Managing simulation runs and data

Often, you want to run a simulation multiple times with different parameters to generate data for a plot. There are many different ways to manage this, and Brian has a few tools to make it easier.

Saving data by hand

The simplest strategy is to run your simulation, and then save the data with a unique filename using either pickle, writing text or binary data to a file with Python, or with Numpy and Scipy.

Structured data formats

Another option is to use a more structured file type, for example, you could use the high performance HDF5 scientific data file format with PyTables.

Python also includes an object for storing data in a dictionary like database object with the shelve module.

Brian includes a simple modification of Python’s shelves to make it easy to generate data in parallel on a single machine or across several machines. The problem with Python shelves and HDF5 is that they cannot be accessed by several processes on a single machine concurrently (if two processes attempt to write to the file at the same time it gets corrupted). In addition, if you want to run simulations on two computers at once and merge them you have to write a separate program to merge the databases produced. With the DataManager class, you generate a directory containing multiple files, and the data can be distributed amongst these files. To merge the results generated on two different computers just copy the contents of one directory into the other. The way it works is that to write data to a DataManager, you first generate a ‘’session’’ object (which is essentially a Python shelf object) and then write data to that. However, when you want to read data, it will look in all the files in the directory and return merged data from them. Typically, a session file will have the form username.computername so that merging directories across multiple computers/users is straightforward (no name conflicts). You can also create a ‘’locking session’‘. This object can be used in multiple processes concurrently without danger of losing data.

Multiple runs in parallel

The Python multiprocessing module can be used for relatively simply distributing simulation runs over multiple CPUs. Alternatively, you could use Playdoh (produced by our group) to distribute work over multiple CPUs and multiple machines. For other solutions, see the “Parallel and distributed programming” section of the Scipy Topical Software page.
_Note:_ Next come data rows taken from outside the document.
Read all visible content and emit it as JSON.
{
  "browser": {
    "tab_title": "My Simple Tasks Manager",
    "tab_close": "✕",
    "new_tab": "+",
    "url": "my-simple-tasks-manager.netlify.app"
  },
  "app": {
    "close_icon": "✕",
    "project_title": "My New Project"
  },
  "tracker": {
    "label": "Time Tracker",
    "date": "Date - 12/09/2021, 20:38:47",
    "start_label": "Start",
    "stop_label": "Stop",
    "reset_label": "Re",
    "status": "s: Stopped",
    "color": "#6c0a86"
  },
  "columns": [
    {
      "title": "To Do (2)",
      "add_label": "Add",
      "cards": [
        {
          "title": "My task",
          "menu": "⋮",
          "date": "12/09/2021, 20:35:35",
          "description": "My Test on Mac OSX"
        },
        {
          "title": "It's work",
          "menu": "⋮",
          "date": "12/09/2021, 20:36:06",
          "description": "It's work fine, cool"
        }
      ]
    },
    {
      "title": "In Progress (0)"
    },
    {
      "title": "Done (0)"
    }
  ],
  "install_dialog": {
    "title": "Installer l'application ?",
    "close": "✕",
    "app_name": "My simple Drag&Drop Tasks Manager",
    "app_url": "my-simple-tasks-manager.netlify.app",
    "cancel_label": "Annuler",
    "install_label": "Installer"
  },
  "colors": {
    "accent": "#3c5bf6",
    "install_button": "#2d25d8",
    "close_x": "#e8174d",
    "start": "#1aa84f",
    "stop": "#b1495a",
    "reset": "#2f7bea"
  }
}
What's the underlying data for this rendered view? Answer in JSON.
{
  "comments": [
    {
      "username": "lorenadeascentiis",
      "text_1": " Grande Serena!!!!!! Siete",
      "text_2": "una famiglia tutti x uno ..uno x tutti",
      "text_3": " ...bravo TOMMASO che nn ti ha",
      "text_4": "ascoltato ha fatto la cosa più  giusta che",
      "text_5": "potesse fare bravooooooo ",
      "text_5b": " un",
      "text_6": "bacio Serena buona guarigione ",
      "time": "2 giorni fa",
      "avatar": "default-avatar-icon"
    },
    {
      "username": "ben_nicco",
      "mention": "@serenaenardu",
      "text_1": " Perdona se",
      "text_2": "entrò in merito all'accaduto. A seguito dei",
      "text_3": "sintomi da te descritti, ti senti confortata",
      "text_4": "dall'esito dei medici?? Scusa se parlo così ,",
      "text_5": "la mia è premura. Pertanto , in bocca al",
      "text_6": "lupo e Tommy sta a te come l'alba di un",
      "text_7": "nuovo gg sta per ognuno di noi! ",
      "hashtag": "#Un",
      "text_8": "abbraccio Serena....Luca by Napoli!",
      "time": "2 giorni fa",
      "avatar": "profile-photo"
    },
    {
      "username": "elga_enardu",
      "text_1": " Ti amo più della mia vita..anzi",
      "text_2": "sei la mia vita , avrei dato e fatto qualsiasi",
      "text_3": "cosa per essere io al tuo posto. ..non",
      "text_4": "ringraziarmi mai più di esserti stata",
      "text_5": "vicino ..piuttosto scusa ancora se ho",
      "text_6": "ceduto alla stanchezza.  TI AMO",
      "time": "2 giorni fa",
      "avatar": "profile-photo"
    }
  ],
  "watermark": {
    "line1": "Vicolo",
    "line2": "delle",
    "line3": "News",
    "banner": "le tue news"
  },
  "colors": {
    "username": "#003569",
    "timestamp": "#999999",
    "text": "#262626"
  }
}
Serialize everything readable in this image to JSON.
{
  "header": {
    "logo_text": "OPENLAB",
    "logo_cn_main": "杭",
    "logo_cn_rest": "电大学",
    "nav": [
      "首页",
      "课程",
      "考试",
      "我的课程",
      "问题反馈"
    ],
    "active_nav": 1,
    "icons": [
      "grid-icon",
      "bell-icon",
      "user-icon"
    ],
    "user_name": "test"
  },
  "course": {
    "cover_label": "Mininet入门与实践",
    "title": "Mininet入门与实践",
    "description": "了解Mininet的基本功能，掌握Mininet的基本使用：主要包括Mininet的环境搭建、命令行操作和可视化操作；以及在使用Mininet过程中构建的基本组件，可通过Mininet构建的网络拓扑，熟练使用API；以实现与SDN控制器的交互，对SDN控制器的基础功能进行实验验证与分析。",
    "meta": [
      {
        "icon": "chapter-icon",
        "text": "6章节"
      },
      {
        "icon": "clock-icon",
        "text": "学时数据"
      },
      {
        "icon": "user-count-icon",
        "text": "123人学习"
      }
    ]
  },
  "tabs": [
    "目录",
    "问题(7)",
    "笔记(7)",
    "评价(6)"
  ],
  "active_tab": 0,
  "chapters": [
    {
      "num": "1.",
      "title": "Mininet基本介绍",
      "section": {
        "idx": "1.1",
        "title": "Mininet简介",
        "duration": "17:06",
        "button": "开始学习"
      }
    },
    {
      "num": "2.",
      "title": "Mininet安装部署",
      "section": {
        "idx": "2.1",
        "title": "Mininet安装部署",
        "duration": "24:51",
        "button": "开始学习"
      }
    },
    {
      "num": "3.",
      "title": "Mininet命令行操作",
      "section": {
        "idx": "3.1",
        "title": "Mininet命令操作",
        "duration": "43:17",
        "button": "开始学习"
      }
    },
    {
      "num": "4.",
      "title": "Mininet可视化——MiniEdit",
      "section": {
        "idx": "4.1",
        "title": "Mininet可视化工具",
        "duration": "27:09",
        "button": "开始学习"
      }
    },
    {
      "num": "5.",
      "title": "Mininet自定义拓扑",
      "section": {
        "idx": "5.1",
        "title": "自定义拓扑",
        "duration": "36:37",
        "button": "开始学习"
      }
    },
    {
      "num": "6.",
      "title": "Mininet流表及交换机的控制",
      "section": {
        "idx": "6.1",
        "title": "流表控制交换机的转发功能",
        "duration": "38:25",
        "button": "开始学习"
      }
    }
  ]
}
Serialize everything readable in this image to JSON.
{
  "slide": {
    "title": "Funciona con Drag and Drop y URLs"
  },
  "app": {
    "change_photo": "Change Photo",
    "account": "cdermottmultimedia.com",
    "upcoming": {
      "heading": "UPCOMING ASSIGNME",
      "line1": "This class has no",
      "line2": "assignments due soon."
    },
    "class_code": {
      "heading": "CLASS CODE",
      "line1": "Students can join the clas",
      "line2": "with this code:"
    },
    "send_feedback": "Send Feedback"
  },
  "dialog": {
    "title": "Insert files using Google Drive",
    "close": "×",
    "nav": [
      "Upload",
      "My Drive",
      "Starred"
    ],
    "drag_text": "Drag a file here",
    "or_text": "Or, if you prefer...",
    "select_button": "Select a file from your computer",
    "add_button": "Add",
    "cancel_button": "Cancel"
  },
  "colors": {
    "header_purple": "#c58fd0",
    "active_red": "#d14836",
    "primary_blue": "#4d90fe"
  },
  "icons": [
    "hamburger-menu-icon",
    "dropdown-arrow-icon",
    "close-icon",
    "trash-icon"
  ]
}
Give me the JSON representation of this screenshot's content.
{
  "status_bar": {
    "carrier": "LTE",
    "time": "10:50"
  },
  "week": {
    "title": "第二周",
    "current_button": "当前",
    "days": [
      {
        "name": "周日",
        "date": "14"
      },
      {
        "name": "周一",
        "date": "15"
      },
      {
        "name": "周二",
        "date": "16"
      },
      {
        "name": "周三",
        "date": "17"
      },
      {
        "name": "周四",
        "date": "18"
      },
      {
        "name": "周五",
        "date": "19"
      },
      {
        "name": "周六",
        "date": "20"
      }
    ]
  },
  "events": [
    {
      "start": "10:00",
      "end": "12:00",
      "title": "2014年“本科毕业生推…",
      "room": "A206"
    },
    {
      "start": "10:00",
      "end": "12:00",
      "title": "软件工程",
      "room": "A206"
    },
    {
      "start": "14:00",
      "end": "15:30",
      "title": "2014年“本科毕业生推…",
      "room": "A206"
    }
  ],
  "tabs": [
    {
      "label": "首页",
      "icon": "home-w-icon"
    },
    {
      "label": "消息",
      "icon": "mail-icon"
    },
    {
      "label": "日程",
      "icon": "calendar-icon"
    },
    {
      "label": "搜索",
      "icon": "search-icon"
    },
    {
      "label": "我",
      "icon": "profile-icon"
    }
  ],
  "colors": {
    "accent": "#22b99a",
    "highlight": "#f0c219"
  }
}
Brian provides a simple, single machine technique that works with the DataManager object, run_tasks(). With this, you provide a function and a sequence of arguments to that function, and the function calls will be evaluated across multiple CPUs, with the results being stored in the data manager. It also features a GUI which gives feedback on simulations as they run, and can be used to safely stop the processes without risking losing any data. A simple example of using this technique:

from brian import *
from brian.tools.datamanager import *
from brian.tools.taskfarm import *

def find_rate(k, report):
    eqs = '''
    dV/dt = (k-V)/(10*ms) : 1
    '''
    G = NeuronGroup(1000, eqs, reset=0, threshold=1)
    M = SpikeCounter(G)
    run(30*second, report=report)
    return (k, mean(M.count)/30)

if __name__=='__main__':
    N = 20
    dataman = DataManager('taskfarmexample')
    if dataman.itemcount()<N:
        M = N-dataman.itemcount()
        run_tasks(dataman, find_rate, rand(M)*19+1)
    X, Y = zip(*dataman.values())
    plot(X, Y, '.')
    xlabel('k')
    ylabel('Firing rate (Hz)')
    show()

Finally, a more sophisticated solution for “managing and tracking projects, based on numerical simulation or analysis, with the aim of supporting reproducible research” is Sumatra.